For the purpose of this article, we are using Ubuntu 14 for the Linux production server in CenturyLink's CA2(Toronto) production datacenter. The recovery datacenter is CenturyLink's WA1(Seattle) datacenter.
Here is a Linux Protection Group called Linux-PG that is currently active in CA2 datacenter (booting from local storage) and is ready for Failover.
To initiate a Failover, right-click on the Linux Protection Group Linux-PG and select Failover from the drop-down list.
Select a clean 0 (zero) byte checkpoint for Linux recovery and click Next.

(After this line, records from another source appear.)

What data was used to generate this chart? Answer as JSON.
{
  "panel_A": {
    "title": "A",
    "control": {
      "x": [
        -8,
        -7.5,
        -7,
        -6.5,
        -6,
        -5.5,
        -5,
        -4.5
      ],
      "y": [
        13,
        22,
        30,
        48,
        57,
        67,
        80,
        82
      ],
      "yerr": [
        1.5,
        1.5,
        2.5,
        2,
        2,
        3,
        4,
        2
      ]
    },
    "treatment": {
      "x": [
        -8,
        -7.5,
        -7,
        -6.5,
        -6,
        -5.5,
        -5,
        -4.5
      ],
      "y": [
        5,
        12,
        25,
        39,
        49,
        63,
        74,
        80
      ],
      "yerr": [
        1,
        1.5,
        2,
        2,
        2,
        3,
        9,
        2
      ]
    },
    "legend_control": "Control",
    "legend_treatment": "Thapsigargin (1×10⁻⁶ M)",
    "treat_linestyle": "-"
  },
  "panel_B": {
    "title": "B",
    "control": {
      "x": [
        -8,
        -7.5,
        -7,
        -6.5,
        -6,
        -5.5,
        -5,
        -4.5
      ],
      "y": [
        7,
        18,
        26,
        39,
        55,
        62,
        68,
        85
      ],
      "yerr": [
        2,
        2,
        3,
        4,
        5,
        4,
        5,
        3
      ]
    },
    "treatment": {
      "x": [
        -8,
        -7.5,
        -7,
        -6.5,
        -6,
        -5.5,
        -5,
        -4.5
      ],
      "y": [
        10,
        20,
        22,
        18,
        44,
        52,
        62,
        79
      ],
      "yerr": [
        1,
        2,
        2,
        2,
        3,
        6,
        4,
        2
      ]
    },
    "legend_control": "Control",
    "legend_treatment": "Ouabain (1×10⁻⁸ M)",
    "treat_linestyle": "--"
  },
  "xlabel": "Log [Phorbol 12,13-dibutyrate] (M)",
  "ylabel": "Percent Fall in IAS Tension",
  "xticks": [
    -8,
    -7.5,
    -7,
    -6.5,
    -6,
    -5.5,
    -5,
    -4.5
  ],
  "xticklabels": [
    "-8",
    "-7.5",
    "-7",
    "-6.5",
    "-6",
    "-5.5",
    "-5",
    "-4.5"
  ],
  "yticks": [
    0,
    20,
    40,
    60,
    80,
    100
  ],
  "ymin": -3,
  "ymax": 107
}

When Failover is initiated, the iSCSI targets in the recovery datacenter get activated. Then, the recovery server (stub) powers on and boots from the iSCSI disks presented in the recovery datacenter. A power on job can be seen in CLC-WA1 datacenter's queue from the CenturyLink Control Portal.
Select Finish to complete Failover.
- Note: DO NOT CHECK Run 'Boot from Primary Data Storage' upon exit.
The Linux-PG is now active under WA1-DR datacenter instead of CA2-PR. Select the Linux Protection Group Linux-PG and go to the Active iSCSI Sessions tab to monitor the boot process of the failed over instance in WA1-DR ISCSI Sessions: Active Data Center. Wait for the SSH 22/tcp to go to an OPEN state and then proceed to login to the failover instance in WA1 vis SSH.
NOTE: As the failed over instance is a copy of the original production server, the user must make sure to use the original production server credentials (username and password) to login to the failed over instance.